Khady's comment echoes those of the women interviewed as part of the SIIPS data collection. Many shared that they both lacked self-confidence when it comes to digital financial services and that social norms and pressure acted as a barrier to them getting an account. Without exposure to financial services through account usage, they cannot gain the experience that would allow them to build that confidence. According to the World Bank, there are six African countries where it is legally prohibited for women to open a bank account without their husband's consent.

Beyond financial confidence and social norms, the SIIPS report identifies additional structural obstacles to women’s accessing and using digital payments, including access to a mobile phone, access to the internet, having legal identity documents, and having access to services designed to address women's needs.

Most of these obstacles are known to the ecosystem, and some actors are already working to address them—in some cases by leveraging technology to empower women to take control of their financial futures. There are glimmers of hope and opportunities for progress. The SIIPS report presents concrete measures stakeholders can take to promote gender-centric digital payments to level the playing field and create a fairer financial ecosystem. Proposed avenues include:

  • Establishing effective recourse mechanisms to combat service interruptions and fraud. With effective recourse mechanisms in place, women like Khady would have immediate support to address a fraudulent transaction and recover any lost funds. This not only protects her financial interests but also enhances her confidence in using digital payment services, ultimately contributing to her financial inclusion and empowerment.
  • Investing more in women's financial education. Each of us, on a personal level, has a "Khady" in our circle whom we can coach.
  • Re-examining regulations for their differential impact on women and men. Central banks could assess regulations to understand their gender impacts and rethink those that limit women's financial autonomy.
  • Harnessing gender-disaggregated data to identify design opportunities for products and services tailored to women's needs. For example, if data analysis reveals that women in Khady's community prefer streamlined user interfaces and enhanced security features, mobile money providers can develop customized apps that prioritize these characteristics. Additionally, by analyzing spending patterns and financial behaviors among women, providers can offer tailored financial products such as savings accounts with flexible withdrawal options or microloans with lower interest rates.
  • Integrating more women as agents in communities. SIIPS 2023 has shown that women feel safer with female agents. Moreover, women agents could be excellent advocates for financial education.

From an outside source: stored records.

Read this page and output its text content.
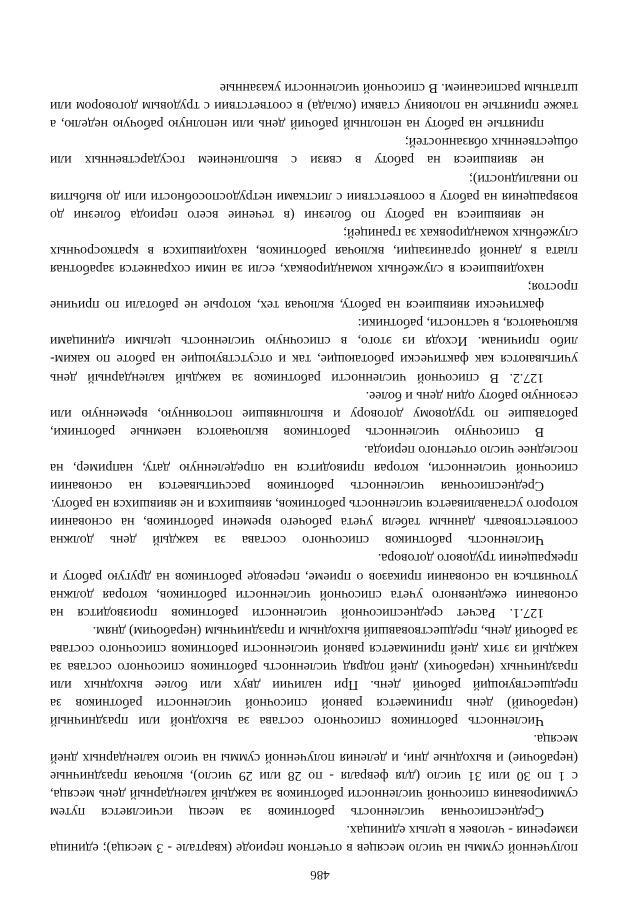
486

полученной суммы на число месяцев в отчетном периоде (квартале - 3 месяца); единица измерения - человек в целых единицах.

Среднесписочная численность работников за месяц исчисляется путем суммирования списочной численности работников за каждый календарный день месяца, с 1 по 30 или 31 число (для февраля - по 28 или 29 число), включая праздничные (нерабочие) и выходные дни, и деления полученной суммы на число календарных дней месяца.

Численность работников списочного состава за выходной или праздничный (нерабочий) день принимается равной списочной численности работников за предшествующий рабочий день. При наличии двух или более выходных или праздничных (нерабочих) дней подряд численность работников списочного состава за каждый из этих дней принимается равной численности работников списочного состава за рабочий день, предшествовавший выходным и праздничным (нерабочим) дням.

127.1. Расчет среднесписочной численности работников производится на основании ежедневного учета списочной численности работников, которая должна уточняться на основании приказов о приеме, переводе работников на другую работу и прекращении трудового договора.

Численность работников списочного состава за каждый день должна соответствовать данным табеля учета рабочего времени работников, на основании которого устанавливается численность работников, явившихся и не явившихся на работу.

Среднесписочная численность работников рассчитывается на основании списочной численности, которая приводится на определенную дату, например, на последнее число отчетного периода.

В списочную численность работников включаются наемные работники, работавшие по трудовому договору и выполнявшие постоянную, временную или сезонную работу один день и более.

127.2. В списочной численности работников за каждый календарный день учитываются как фактически работающие, так и отсутствующие на работе по каким-либо причинам. Исходя из этого, в списочную численность целыми единицами включаются, в частности, работники:

фактически явившиеся на работу, включая тех, которые не работали по причине простоя;

находившиеся в служебных командировках, если за ними сохраняется заработная плата в данной организации, включая работников, находившихся в краткосрочных служебных командировках за границей;

не явившиеся на работу по болезни (в течение всего периода болезни до возвращения на работу в соответствии с листками нетрудоспособности или до выбытия по инвалидности);

не явившиеся на работу в связи с выполнением государственных или общественных обязанностей;

принятые на работу на неполный рабочий день или неполную рабочую неделю, а также принятые на половину ставки (оклада) в соответствии с трудовым договором или штатным расписанием. В списочной численности указанные
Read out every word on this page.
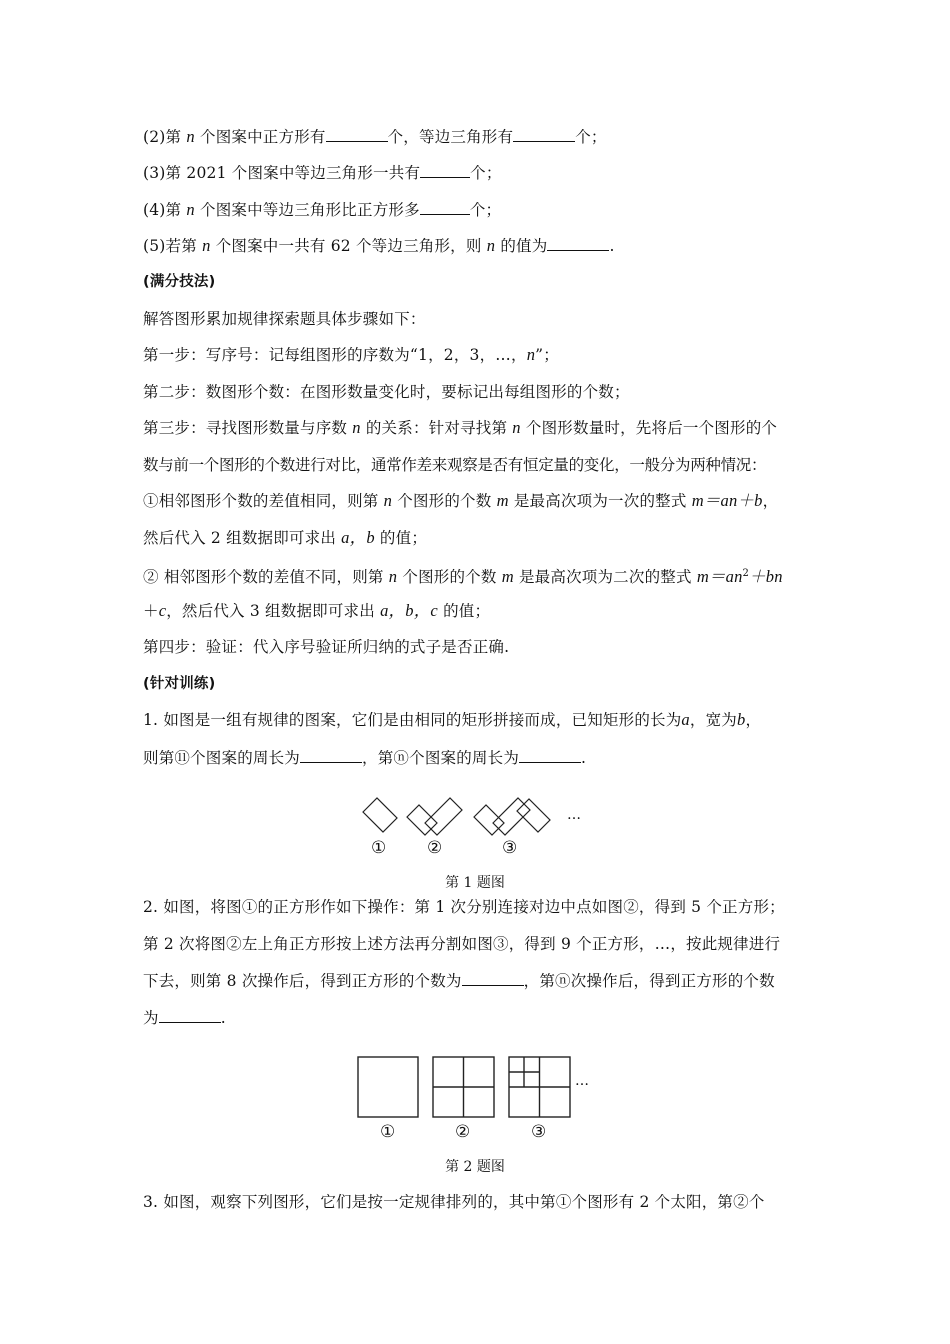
(2)第 n 个图案中正方形有	个，等边三角形有	个；
(3)第 2021 个图案中等边三角形一共有	个；
(4)第 n 个图案中等边三角形比正方形多	个；
(5)若第 n 个图案中一共有 62 个等边三角形，则 n 的值为	.
(满分技法)
解答图形累加规律探索题具体步骤如下：
第一步：写序号：记每组图形的序数为“1，2，3，…，n”；
第二步：数图形个数：在图形数量变化时，要标记出每组图形的个数；
第三步：寻找图形数量与序数 n 的关系：针对寻找第 n 个图形数量时，先将后一个图形的个
数与前一个图形的个数进行对比，通常作差来观察是否有恒定量的变化，一般分为两种情况：
①相邻图形个数的差值相同，则第 n 个图形的个数 m 是最高次项为一次的整式 m＝an＋b，
然后代入 2 组数据即可求出 a，b 的值；
② 相邻图形个数的差值不同，则第 n 个图形的个数 m 是最高次项为二次的整式 $m=an^2+bn$
＋c，然后代入 3 组数据即可求出 a，b，c 的值；
第四步：验证：代入序号验证所归纳的式子是否正确.
(针对训练)
1. 如图是一组有规律的图案，它们是由相同的矩形拼接而成，已知矩形的长为a，宽为b，
则第⑪个图案的周长为	，第ⓝ个图案的周长为	.
2. 如图，将图①的正方形作如下操作：第 1 次分别连接对边中点如图②，得到 5 个正方形；
第 2 次将图②左上角正方形按上述方法再分割如图③，得到 9 个正方形，…，按此规律进行
下去，则第 8 次操作后，得到正方形的个数为	，第ⓝ次操作后，得到正方形的个数
为	.
3. 如图，观察下列图形，它们是按一定规律排列的，其中第①个图形有 2 个太阳，第②个
① ②	③
…
第 1 题图
①	②	③
…
第 2 题图
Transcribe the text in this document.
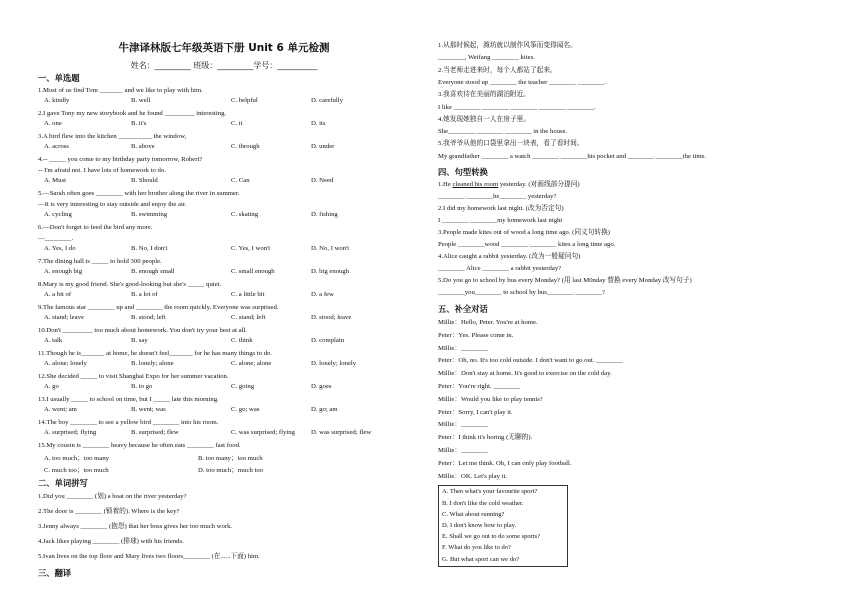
牛津译林版七年级英语下册 Unit 6 单元检测
姓名：_________ 班级：_________学号：__________
一、单选题
1.Most of us find Tom _______ and we like to play with him.
A. kindly	B. well	C. helpful	D. carefully
2.I gave Tony my new storybook and he found _________ interesting.
A. one	B. it's	C. it	D. its
3.A bird flew into the kitchen __________ the window,
A. across	B. above	C. through	D. under
4.-- _____ you come to my birthday party tomorrow, Robert?
-- I'm afraid not. I have lots of homework to do.
A. Must	B. Should	C. Can	D. Need
5.—Sarah often goes ________ with her brother along the river in summer.
—It is very interesting to stay outside and enjoy the air.
A. cycling	B. swimming	C. skating	D. fishing
6.—Don't forget to feed the bird any more.
—________.
A. Yes, I do	B. No, I don't	C. Yes, I won't	D. No, I won't
7.The dining hall is _____ to hold 300 people.
A. enough big	B. enough small	C. small enough	D. big enough
8.Mary is my good friend. She's good-looking but she's _____ quiet.
A. a bit of	B. a lot of	C. a little bit	D. a few
9.The famous star ________ up and ________ the room quickly. Everyone was surprised.
A. stand; leave	B. stood; left	C. stand; left	D. stood; leave
10.Don't _________ too much about homework. You don't try your best at all.
A. talk	B. say	C. think	D. complain
11.Though he is_______ at home, he doesn't feel_______ for he has many things to do.
A. alone; lonely	B. lonely; alone	C. alone; alone	D. lonely; lonely
12.She decided _____ to visit Shanghai Expo for her summer vacation.
A. go	B. to go	C. going	D. goes
13.I usually _____ to school on time, but I _____ late this morning.
A. went; am	B. went; was	C. go; was	D. go; am
14.The boy ________ to see a yellow bird ________ into his room.
A. surprised; flying	B. surprised; flew	C. was surprised; flying D. was surprised; flew
15.My cousin is ________ heavy because he often eats ________ fast food.
A. too much；too many	B. too many；too much
C. much too；too much	D. too much；much too
二、单词拼写
1.Did you ________ (划) a boat on the river yesterday?
2.The door is ________ (锁着的). Where is the key?
3.Jenny always ________ (抱怨) that her boss gives her too much work.
4.Jack likes playing ________ (排球) with his friends.
5.Ivan lives on the top floor and Mary lives two floors________ (在......下面) him.
三、翻译
1.从那时候起，潍坊就以制作风筝而变得闻名。
________, Weifang ________ kites.
2.当老师走进来时，每个人都站了起来。
Everyone stood up ________ the teacher ________ ________.
3.我喜欢待在美丽的湖泊附近。
I like ________ ________ ________ ________ ________.
4.她发现她独自一人在房子里。
She________ ________ ________ in the house.
5.我爷爷从他的口袋里拿出一块表，看了看时间。
My grandfather ________ a watch ________ ________his pocket and ________ ________the time.
四、句型转换
1.He cleaned his room yesterday. (对画线部分提问)
________ ________he________ yesterday?
2.I did my homework last night. (改为否定句)
I ________ ________my homework last night
3.People made kites out of wood a long time ago. (同义句转换)
People ________wood ________ ________ kites a long time ago.
4.Alice caught a rabbit yesterday. (改为一般疑问句)
________ Alice ________ a rabbit yesterday?
5.Do you go to school by bus every Monday? (用 last M0nday 替换 every Monday 改写句子)
________you________ to school by bus________ ________?
五、补全对话
Millie：Hello, Peter. You're at home.
Peter：Yes. Please come in.
Millie：________
Peter：Oh, no. It's too cold outside. I don't want to go out. ________
Millie：Don't stay at home. It's good to exercise on the cold day.
Peter：You're right. ________
Millie：Would you like to play tennis?
Peter：Sorry, I can't play it.
Millie：________
Peter：I think it's boring (无聊的).
Millie：________
Peter：Let me think. Oh, I can only play football.
Millie：OK. Let's play it.
A. Then what's your favourite sport?
B. I don't like the cold weather.
C. What about running?
D. I don't know how to play.
E. Shall we go out to do some sports?
F. What do you like to do?
G. But what sport can we do?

So, let's continue to celebrate International Women's Day, but above all, let's act! Let's seize the opportunity to invest in women's financial inclusion and empowerment. By breaking down barriers and providing access to resources, we can accelerate progress towards gender equality and economic empowerment. Whether by supporting initiatives that provide financial education, advocating for policies that promote gender-inclusive financial services, or investing in businesses led by women, every action counts, whether by an individual or a country. I will continue to raise awareness with my cousin Khady until I convince her to open a savings account or keep her money herself in her e-wallet, hoping that the infrastructure will enable her to access the services she needs and that the regulations will be flexible enough that she can open an account. At the continental level, collaborative efforts led by organizations like AfricaNenda will help build a future where financial inclusion knows no gender boundaries.

Together, let's empower women to take control of their financial futures and pave the way for a more inclusive and equitable society.